Oh, no, no le dé de comer a los gatos. Ya no sabemos qué hacer. Hay cuarenta y ocho gatos y, si todo el mundo hiciera lo que usted... Muy bien, dije,
guardando un trozo de pescado en el bolsillo de mi bañador. En
la mesa de atrás almorzaba un gitano y varias mujeres y niños, algunos de ellos cíngaros. Los niños jugaban en el suelo cortando el
paso hacia el baño, obligando al resto de comensales que necesitaran
acceder al aseo a cruzar el salón interior. Jugaban y alimentaban a
los gatos. Nadie les dijo nada. Ni de los gatos ni de cualquier otra
cosa. La camarera tenía tatuado en español: Prefiero ser
loca y feliz a normal y amargada. Bastaba con tenerla delante
para darse cuenta de que no era feliz, ni normal. El dueño era
italiano. No dejaba de hablar, siempre renegando, y bregaba con
camareros y clientes con la misma vehemencia aparentemente
desinteresada. Los camareros no eran camareros, simplemente servían
las mesas. El único individuo interesante trabajaba en la sombra.

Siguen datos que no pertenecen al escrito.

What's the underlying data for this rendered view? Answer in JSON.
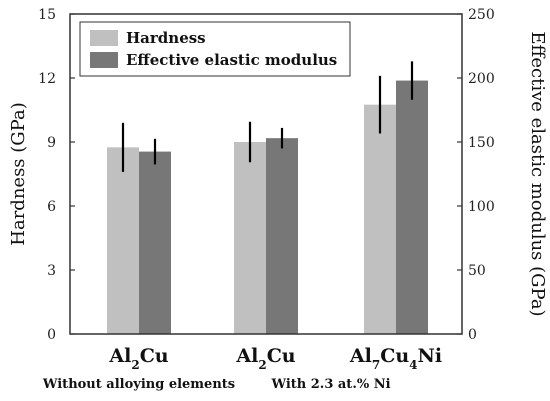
{
  "chart_data": {
    "type": "bar",
    "categories": [
      {
        "main": "Al",
        "sub1": "2",
        "mid": "Cu",
        "sub2": "",
        "tail": ""
      },
      {
        "main": "Al",
        "sub1": "2",
        "mid": "Cu",
        "sub2": "",
        "tail": ""
      },
      {
        "main": "Al",
        "sub1": "7",
        "mid": "Cu",
        "sub2": "4",
        "tail": "Ni"
      }
    ],
    "category_labels": [
      "Al2Cu",
      "Al2Cu",
      "Al7Cu4Ni"
    ],
    "groups": [
      {
        "label": "Without alloying elements",
        "categories": [
          0
        ]
      },
      {
        "label": "With 2.3 at.% Ni",
        "categories": [
          1,
          2
        ]
      }
    ],
    "series": [
      {
        "name": "Hardness",
        "axis": "left",
        "color": "#c0c0c0",
        "values": [
          8.75,
          9.0,
          10.75
        ],
        "errors": [
          1.15,
          0.95,
          1.35
        ]
      },
      {
        "name": "Effective elastic modulus",
        "axis": "right",
        "color": "#777777",
        "values": [
          142.5,
          153.0,
          198.0
        ],
        "errors": [
          10.0,
          8.0,
          15.0
        ]
      }
    ],
    "ylabel": "Hardness (GPa)",
    "y2label": "Effective elastic modulus (GPa)",
    "ylim": [
      0,
      15
    ],
    "y2lim": [
      0,
      250
    ],
    "yticks": [
      0,
      3,
      6,
      9,
      12,
      15
    ],
    "y2ticks": [
      0,
      50,
      100,
      150,
      200,
      250
    ],
    "legend_position": "top-left",
    "grid": false
  }
}
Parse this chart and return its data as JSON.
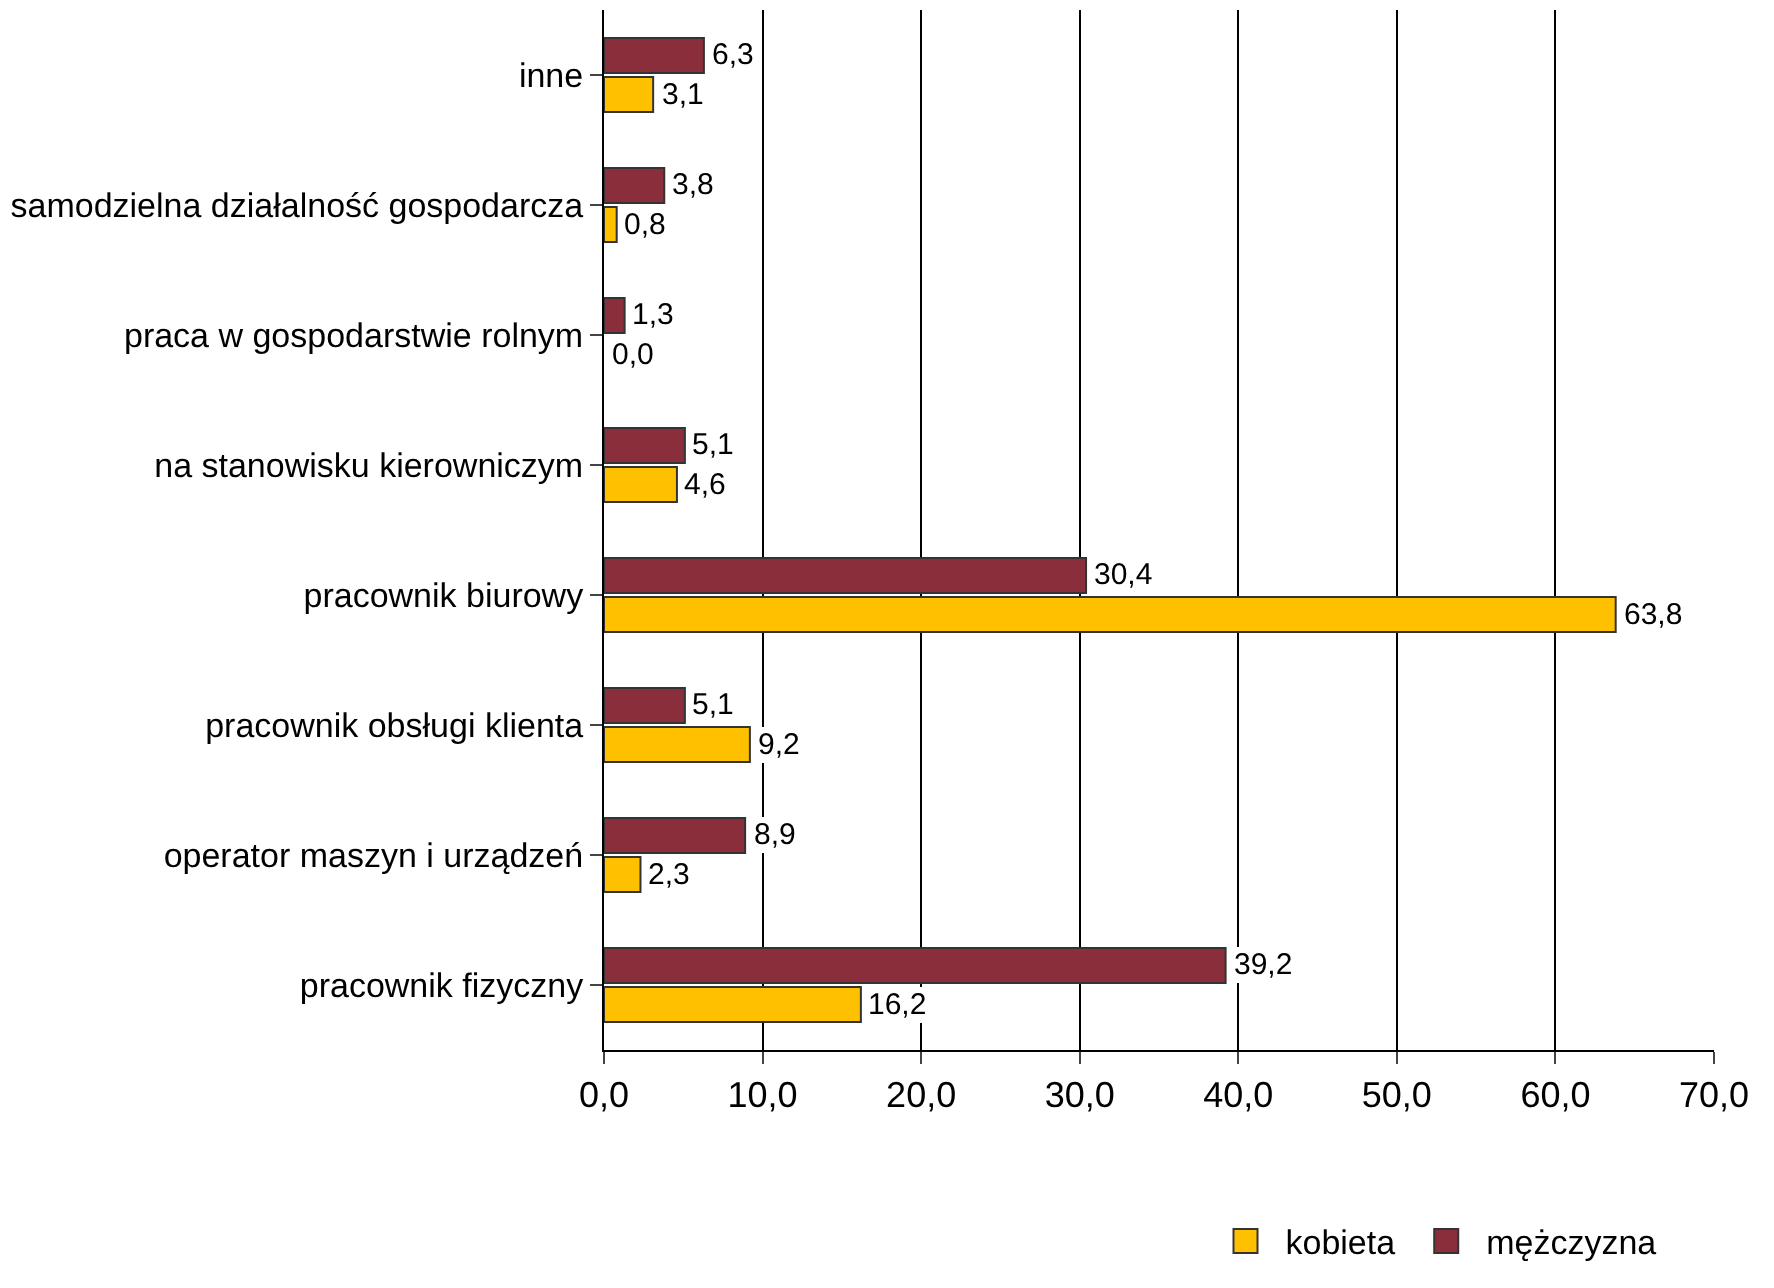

Entre leña de olivo y un santo tallado en madera, que el mar había
escupido en tiempos de posguerra, espetaba sardinas un paraguayo
moreno y sabio. Nos contó la historia de la torre del lugar, y,
cuando le hablé de la perfección del mar, me habló de una luz
blanca y cegadora que le había sorprendido una noche en mitad de
algún lugar. Al otro lado de la torre y las sombrillas, en una
ensenada de rocas, el mar rompía sincero y cruel.
Los gatos cruzaban de acá para allá libres y enteros. Todos con sus
huevos bien pegados al culo. No se parecían en nada a los gatos de la ciudad. No estaban gordos, no eran lentos ni confiados. Miraban como
tigres. Violencia primigenia atrapada en ese desierto eléctrico que
es el fondo del ojo de un gato. Dormían entre las rocas, y si
bajaban a la terraza del chiringuito no era buscando caricias, sino
restos de espeto o un trozo de pescado frito. Éramos el medio de
conseguirlo, nada más. Tenían el mar, no necesitaban nada de
nosotros. Ni siquiera los restos de espeto. Pero la temporada baja era demasiado larga y aprovechaban el
verano y los turistas para recubrirse de esa fina capa de grasa que
les ayuda a combatir la escasez del invierno.
Terminamos de comer y volvimos caminando hasta el lugar donde
habíamos dejado nuestras cosas. ¿No es horrible la playa cuando hay
gente? Cerca de la orilla una lancha depuradora limpiaba el agua.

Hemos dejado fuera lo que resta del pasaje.